Friday, July 01, 2005
Shortage of skilled staff in online publishing
"Publishers must encourage journalists to make the leap to online as the industry braces itself for unprecedented growth, according to Bill Murray, managing director for information strategy at Haymarket.
"Speaking to dotJournalism about the shortage of skilled staff in online publishing, Mr Murray said journalists have been discouraged from making the transition because it has been seen as a risk, lacking the commercial support and investment of traditional media.
""Most companies have been relatively conservative about their online activities. It's no surprise that journalists have said 'if my employer is not serious about online, that's not where I want to put myself'," said Mr Murray.
""There is a big opportunity for journalists to further their careers in a way that was not possible even a year ago. Much more money has been invested into developing online presence.""
"Global leaders in explanatory online information graphics"
"Check out how ElPais.es uses 3-D with this piece on the Sistine Chapel, or how its designers effectively integrate photography in this piece on the burial of John Paul II.

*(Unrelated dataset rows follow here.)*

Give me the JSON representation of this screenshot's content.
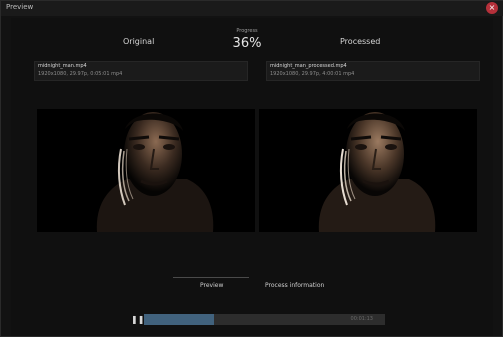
{
  "window": {
    "title": "Preview",
    "close_glyph": "×"
  },
  "header": {
    "original_label": "Original",
    "processed_label": "Processed",
    "progress_caption": "Progress",
    "progress_value": "36%"
  },
  "files": {
    "original": {
      "name": "midnight_man.mp4",
      "info": "1920x1080, 29.97p, 0:05:01 mp4"
    },
    "processed": {
      "name": "midnight_man_processed.mp4",
      "info": "1920x1080, 29.97p, 4:00:01 mp4"
    }
  },
  "tabs": {
    "preview": "Preview",
    "process": "Process information"
  },
  "playback": {
    "play_glyph": "❚❚",
    "progress_fraction": 0.29,
    "time_label": "00:01:13"
  },
  "colors": {
    "accent": "#41627d",
    "close": "#b5303a"
  }
}
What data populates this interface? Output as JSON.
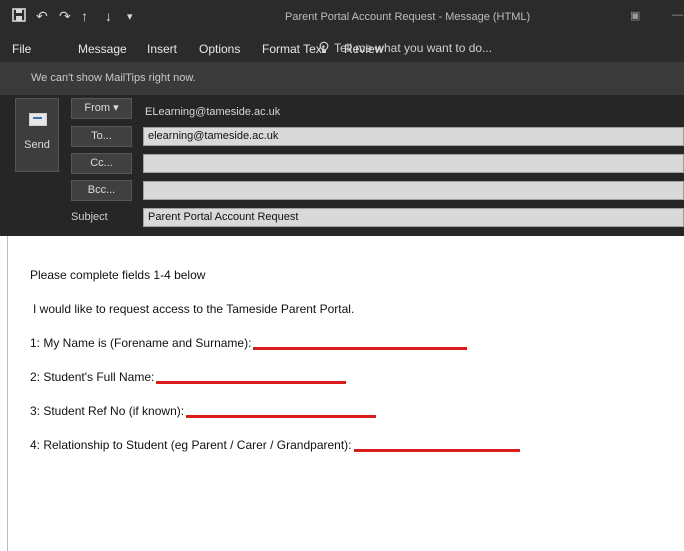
{
  "window": {
    "title": "Parent Portal Account Request - Message (HTML)",
    "qat_icons": [
      "save-icon",
      "undo-icon",
      "redo-icon",
      "up-arrow-icon",
      "down-arrow-icon",
      "customize-qat-icon"
    ],
    "controls": [
      "ribbon-display-options-icon",
      "minimize-icon"
    ]
  },
  "ribbon": {
    "tabs": [
      "File",
      "Message",
      "Insert",
      "Options",
      "Format Text",
      "Review"
    ],
    "tell_me": "Tell me what you want to do..."
  },
  "mailtips": "We can't show MailTips right now.",
  "compose": {
    "send_label": "Send",
    "from_label": "From ▾",
    "from_value": "ELearning@tameside.ac.uk",
    "to_label": "To...",
    "to_value": "elearning@tameside.ac.uk",
    "cc_label": "Cc...",
    "cc_value": "",
    "bcc_label": "Bcc...",
    "bcc_value": "",
    "subject_label": "Subject",
    "subject_value": "Parent Portal Account Request"
  },
  "body": {
    "intro": "Please complete fields 1-4 below",
    "request": "I would like to request access to the Tameside Parent Portal.",
    "fields": [
      "1: My Name is (Forename and Surname):",
      "2: Student's Full Name:",
      "3: Student Ref No (if known):",
      "4: Relationship to Student (eg Parent / Carer / Grandparent):"
    ]
  },
  "colors": {
    "underline": "#d81b1b",
    "titlebar": "#2b2b2b"
  }
}
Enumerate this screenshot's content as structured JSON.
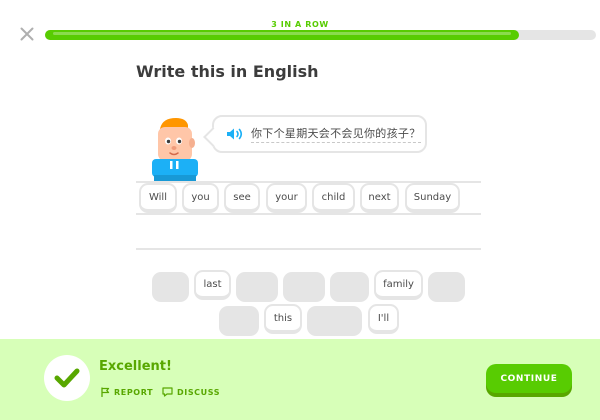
{
  "header": {
    "streak_label": "3 IN A ROW",
    "progress": 0.86,
    "close_icon": "close-icon"
  },
  "lesson": {
    "title": "Write this in English",
    "prompt": "你下个星期天会不会见你的孩子？",
    "speaker_icon": "speaker-icon"
  },
  "answer": {
    "words": [
      "Will",
      "you",
      "see",
      "your",
      "child",
      "next",
      "Sunday"
    ]
  },
  "bank": {
    "row1": [
      "",
      "last",
      "",
      "",
      "",
      "family",
      ""
    ],
    "row2": [
      "",
      "this",
      "",
      "I'll"
    ]
  },
  "footer": {
    "message": "Excellent!",
    "report_label": "REPORT",
    "discuss_label": "DISCUSS",
    "continue_label": "CONTINUE"
  },
  "colors": {
    "accent": "#58cc02",
    "accent_dark": "#58a700",
    "footer_bg": "#d7ffb8",
    "chip_border": "#e5e5e5",
    "speaker": "#1cb0f6"
  }
}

"ChannelOne.com ... use[s] video, interactivity, and other media forms to effectively explain the situation in the Sudan.
"Other innovative work from SND.ies winners can be seen at the redesigned contest website. Awards are given out monthly, with annual awards presented in the fall."
Creative news podcasting
What makes a successful magazine website
"The survey isn't scientific, and relies on self-reporting by publishers who consider their sites to be "successful" by whatever standards they wish. But the findings are interesting:
- The publishers' top goals are developing new online audiences and attracting new readers for the print editions.
- When it comes to money, building revenues and profits for the long term is deemed twice as important as building the business in the short term.
- More than 8 in 10 publishers expect to expand their Web efforts within the next year.
- More than half the publishers say their site has expanded the magazine's audience by more than 20 percent.
- Most of these self-described "successful" sites -- whose print counterparts typically publish monthly -- update their online content once or more a day.
- Six in 10 sites offer chat or online discussion.
- Two-thirds have attracted new, online-only advertisers."